I would even recommend that you set a goal to regularly record something (anything) in this journal – say weekly or monthly. If you wait too long, you’ll forget and lose it forever. Plus what a great reference as you look back on your career to see how much you have learned and grown as a professional.
Create a Testimonial Journal
I’ve written several times about testimonial sheets and the powerful tool they are in helping you land a job. But just like your accomplishments, if you don’t regularly add to this part of our career they will soon be forgotten.
Testimonials can be recorded from things people say to you or write about you. Of course, keep patient privacy intact, but often patients will be more than happy to provide a testimonial of how great you are.
Instead of creating a journal for each, combine your accomplishments and testimonials into one journal so that you have more to add and rich resource of content for your job hunting materials.
Target and Watch for Your Dream Job
Keep a short list of offices you would love a shot at working for, either because you know someone there or perhaps you like the service they provide or location to your home. Whatever the reason track them and make sure they have a copy of your resume on file.
I would even reach out to them from time to time to make sure they remember who you are. Figure out ways to network or get to know the staff there so you have inside information about who is coming and going. This may even help you decide you really DON’T want to work there so it’s a valuable exercise on both fronts.
It may be months or years before the right opportunity presents itself, but when it does you’ll be ready and they may even just skip the job announcement and hiring process and flat out recruit you away from your current office.

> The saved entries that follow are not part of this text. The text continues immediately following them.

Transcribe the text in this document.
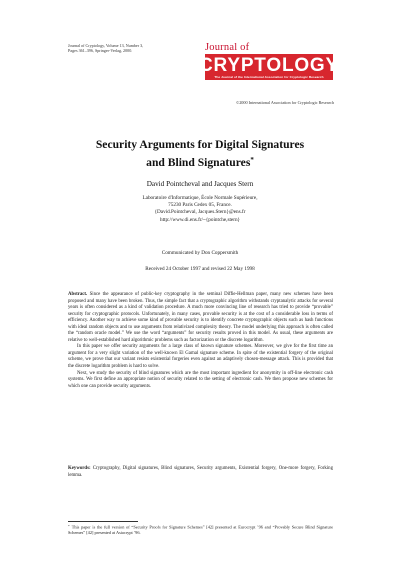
Journal of Cryptology, Volume 13, Number 3,
Pages 361–396, Springer-Verlag, 2000.	Journal of
CRYPTOLOGY
The Journal of the International Association for Cryptologic Research
©2000 International Association for Cryptologic Research
Security Arguments for Digital Signatures
and Blind Signatures*
David Pointcheval and Jacques Stern
Laboratoire d'Informatique, École Normale Supérieure,
75230 Paris Cedex 05, France.
{David.Pointcheval, Jacques.Stern}@ens.fr
http://www.di.ens.fr/~{pointche,stern}
Communicated by Don Coppersmith
Received 24 October 1997 and revised 22 May 1998

Abstract. Since the appearance of public-key cryptography in the seminal Diffie-Hellman paper, many new schemes have been proposed and many have been broken. Thus, the simple fact that a cryptographic algorithm withstands cryptanalytic attacks for several years is often considered as a kind of validation procedure. A much more convincing line of research has tried to provide “provable” security for cryptographic protocols. Unfortunately, in many cases, provable security is at the cost of a considerable loss in terms of efficiency. Another way to achieve some kind of provable security is to identify concrete cryptographic objects such as hash functions with ideal random objects and to use arguments from relativized complexity theory. The model underlying this approach is often called the “random oracle model.” We use the word “arguments” for security results proved in this model. As usual, these arguments are relative to well-established hard algorithmic problems such as factorization or the discrete logarithm.

In this paper we offer security arguments for a large class of known signature schemes. Moreover, we give for the first time an argument for a very slight variation of the well-known El Gamal signature scheme. In spite of the existential forgery of the original scheme, we prove that our variant resists existential forgeries even against an adaptively chosen-message attack. This is provided that the discrete logarithm problem is hard to solve.

Next, we study the security of blind signatures which are the most important ingredient for anonymity in off-line electronic cash systems. We first define an appropriate notion of security related to the setting of electronic cash. We then propose new schemes for which one can provide security arguments.

Keywords: Cryptography, Digital signatures, Blind signatures, Security arguments, Existential forgery, One-more forgery, Forking lemma.
* This paper is the full version of “Security Proofs for Signature Schemes” [42] presented at Eurocrypt ’96 and “Provably Secure Blind Signature Schemes” [42] presented at Asiacrypt ’96.
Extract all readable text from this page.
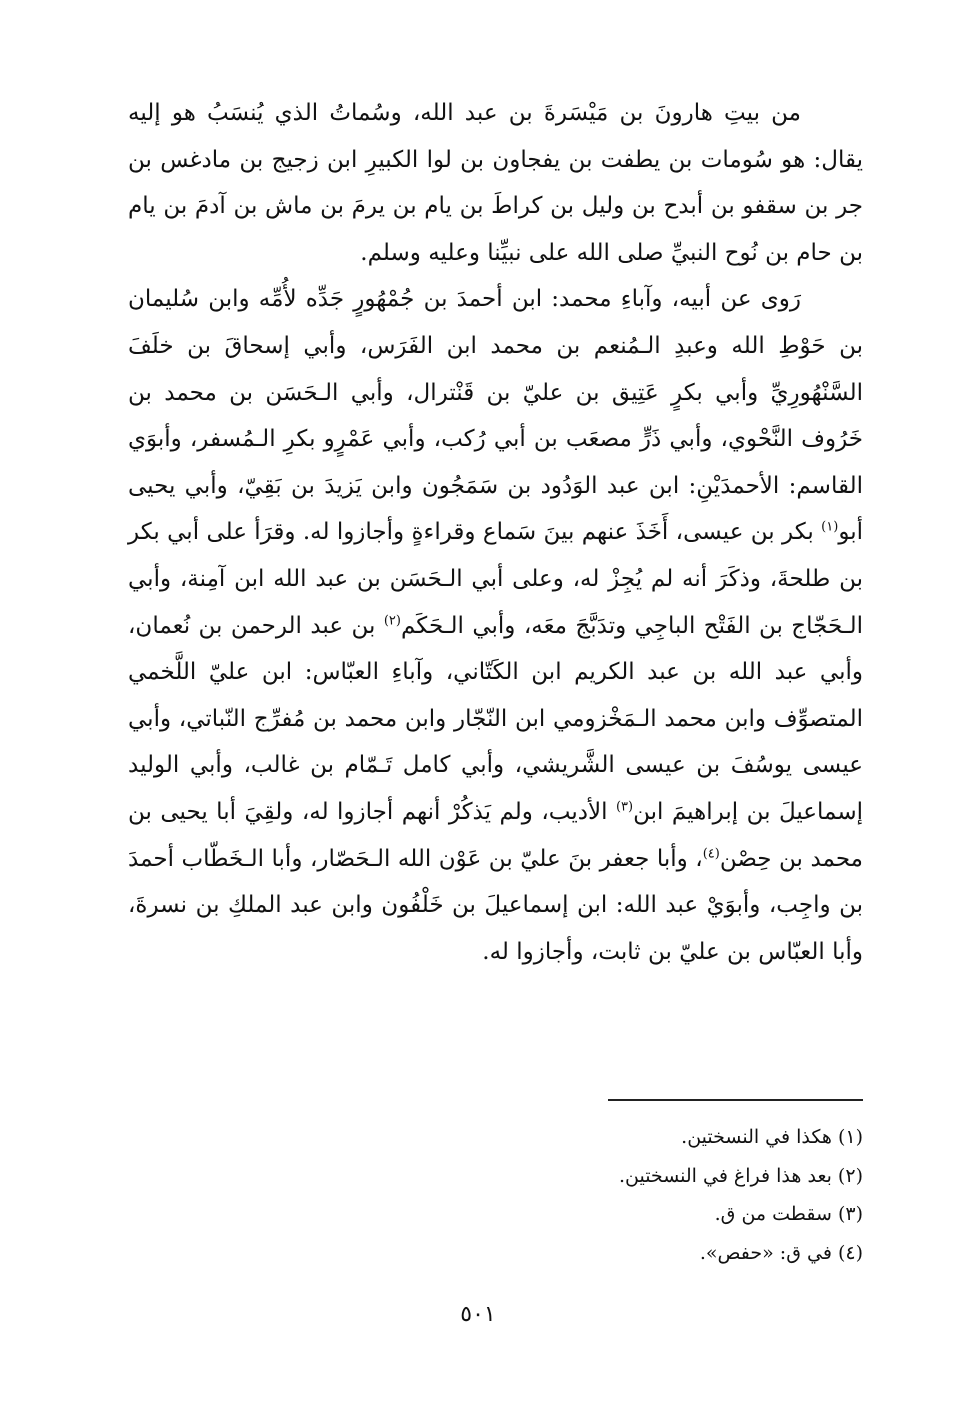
من بيتِ هارونَ بن مَيْسَرةَ بن عبد الله، وسُماتُ الذي يُنسَبُ هو إليه يقال: هو سُومات بن يطفت بن يفجاون بن لوا الكبيرِ ابن زجيج بن مادغس بن جر بن سقفو بن أبدح بن وليل بن كراطَ بن يام بن يرمَ بن ماش بن آدمَ بن يام بن حام بن نُوح النبيِّ صلى الله على نبيِّنا وعليه وسلم.

رَوى عن أبيه، وآباءِ محمد: ابن أحمدَ بن جُمْهُورٍ جَدِّه لأُمِّه وابن سُليمان بن حَوْطِ الله وعبدِ الـمُنعم بن محمد ابن الفَرَس، وأبي إسحاقَ بن خلَفَ السَّنْهُورِيِّ وأبي بكرٍ عَتِيق بن عليّ بن قَنْترال، وأبي الـحَسَن بن محمد بن خَرُوف النَّحْوي، وأبي ذَرٍّ مصعَب بن أبي رُكب، وأبي عَمْرٍو بكرِ الـمُسفر، وأبوَي القاسم: الأحمدَيْنِ: ابن عبد الوَدُود بن سَمَجُون وابن يَزيدَ بن بَقِيّ، وأبي يحيى أبو$^{(١)}$ بكر بن عيسى، أَخَذَ عنهم بينَ سَماع وقراءةٍ وأجازوا له. وقرَأ على أبي بكر بن طلحةَ، وذكَرَ أنه لم يُجِزْ له، وعلى أبي الـحَسَن بن عبد الله ابن آمِنة، وأبي الـحَجّاج بن الفَتْح الباجِي وتدَبَّجَ معَه، وأبي الـحَكَم$^{(٢)}$ بن عبد الرحمن بن نُعمان، وأبي عبد الله بن عبد الكريم ابن الكَتّاني، وآباءِ العبّاس: ابن عليّ اللَّخمي المتصوِّف وابن محمد الـمَخْزومي ابن النّجّار وابن محمد بن مُفرِّج النّباتي، وأبي عيسى يوسُفَ بن عيسى الشَّريشي، وأبي كامل تَـمّام بن غالب، وأبي الوليد إسماعيلَ بن إبراهيمَ ابن$^{(٣)}$ الأديب، ولم يَذكُرْ أنهم أجازوا له، ولقِيَ أبا يحيى بن محمد بن حِصْن$^{(٤)}$، وأبا جعفر بنَ عليّ بن عَوْن الله الـحَصّار، وأبا الـخَطّاب أحمدَ بن واجِب، وأبوَيْ عبد الله: ابن إسماعيلَ بن خَلْفُون وابن عبد الملكِ بن نسرةَ، وأبا العبّاس بن عليّ بن ثابت، وأجازوا له.

(١) هكذا في النسختين.

(٢) بعد هذا فراغ في النسختين.

(٣) سقطت من ق.

(٤) في ق: «حفص».

٥٠١
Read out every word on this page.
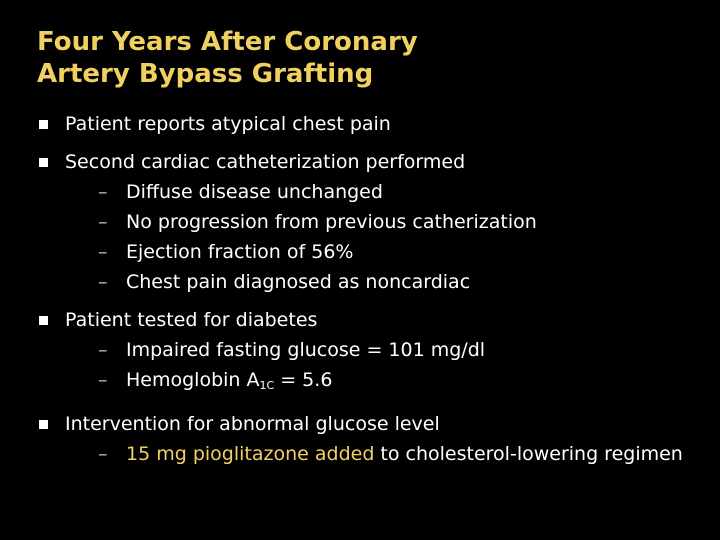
Four Years After Coronary
Artery Bypass Grafting
Patient reports atypical chest pain
Second cardiac catheterization performed
– Diffuse disease unchanged
– No progression from previous catherization
– Ejection fraction of 56%
– Chest pain diagnosed as noncardiac
Patient tested for diabetes
– Impaired fasting glucose = 101 mg/dl
– Hemoglobin $A_{1C} = 5.6$
Intervention for abnormal glucose level
– 15 mg pioglitazone added to cholesterol-lowering regimen
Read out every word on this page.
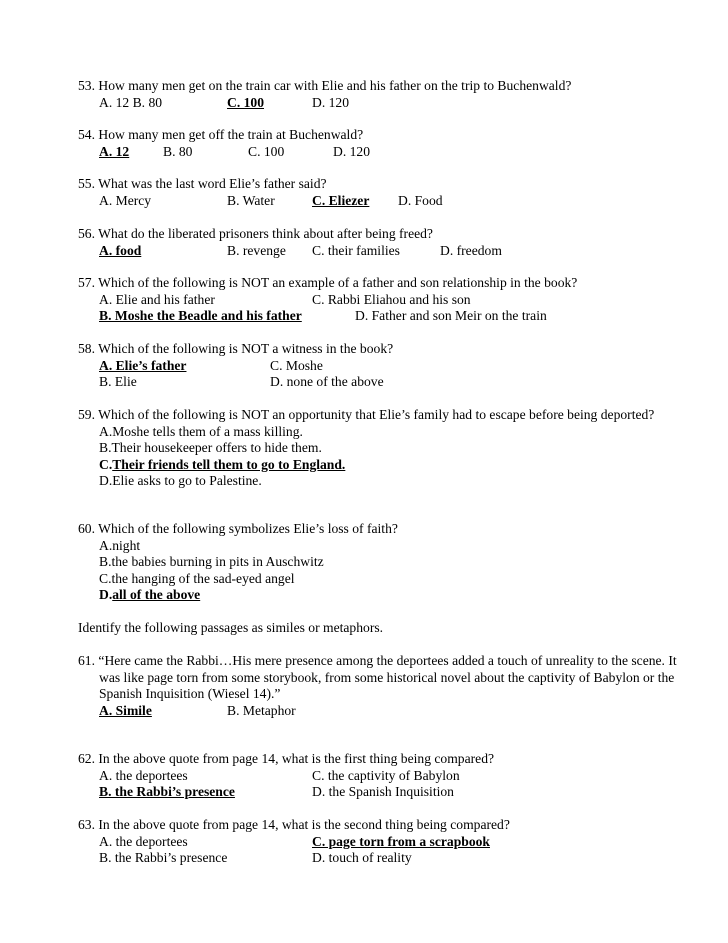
53. How many men get on the train car with Elie and his father on the trip to Buchenwald?
A. 12 B. 80	C. 100	D. 120
54. How many men get off the train at Buchenwald?
A. 12 B. 80	C. 100	D. 120
55. What was the last word Elie’s father said?
A. Mercy	B. Water	C. Eliezer D. Food
56. What do the liberated prisoners think about after being freed?
A. food	B. revenge C. their families	D. freedom
57. Which of the following is NOT an example of a father and son relationship in the book?
A. Elie and his father	C. Rabbi Eliahou and his son
B. Moshe the Beadle and his father	D. Father and son Meir on the train
58. Which of the following is NOT a witness in the book?
A. Elie’s father	C. Moshe
B. Elie	D. none of the above
59. Which of the following is NOT an opportunity that Elie’s family had to escape before being deported?
A.Moshe tells them of a mass killing.
B.Their housekeeper offers to hide them.
C.Their friends tell them to go to England.
D.Elie asks to go to Palestine.
60. Which of the following symbolizes Elie’s loss of faith?
A.night
B.the babies burning in pits in Auschwitz
C.the hanging of the sad-eyed angel
D.all of the above
Identify the following passages as similes or metaphors.
61. “Here came the Rabbi…His mere presence among the deportees added a touch of unreality to the scene. It was like page torn from some storybook, from some historical novel about the captivity of Babylon or the Spanish Inquisition (Wiesel 14).”
A. Simile	B. Metaphor
62. In the above quote from page 14, what is the first thing being compared?
A. the deportees	C. the captivity of Babylon
B. the Rabbi’s presence	D. the Spanish Inquisition
63. In the above quote from page 14, what is the second thing being compared?
A. the deportees	C. page torn from a scrapbook
B. the Rabbi’s presence	D. touch of reality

Create, Maintain, and Repair Relationships
When you have a solid job in place, it’s a good time to really work on building strong relationships with both current and former co-workers and employers. Let them see you as a great team member a valuable friend who has their back.
It’s also a good chance to mend any broken relationships – you have nothing to lose in reaching out to someone you had a disagreement with, truly. Take the high road and develop a strong relationship with everyone you can – you may need them in the future (sometimes karma works that way so it’s best when it’s in your favor). Plus, if you no longer work with someone you had a problem with, you don’t have to see them every day so it should be easier to re-build the relationship not having to be reminded every day of how it fell apart.
Set Some Goals
Once the new job shine wears off you’ll need some things to keep you motivated to grow as a hygienist. Goals are a great way to do that.
Create a set of goals in several categories, examples might include patient communication, mastering new techniques, learning new instruments/tools. And just as the experts will tell you, set short term and long term goals with lots of feedback.
No one wants to think about the next job when you just landed one, but it really does make a difference for your career, both in helping you advance but also in building your confidence and shaping your abilities.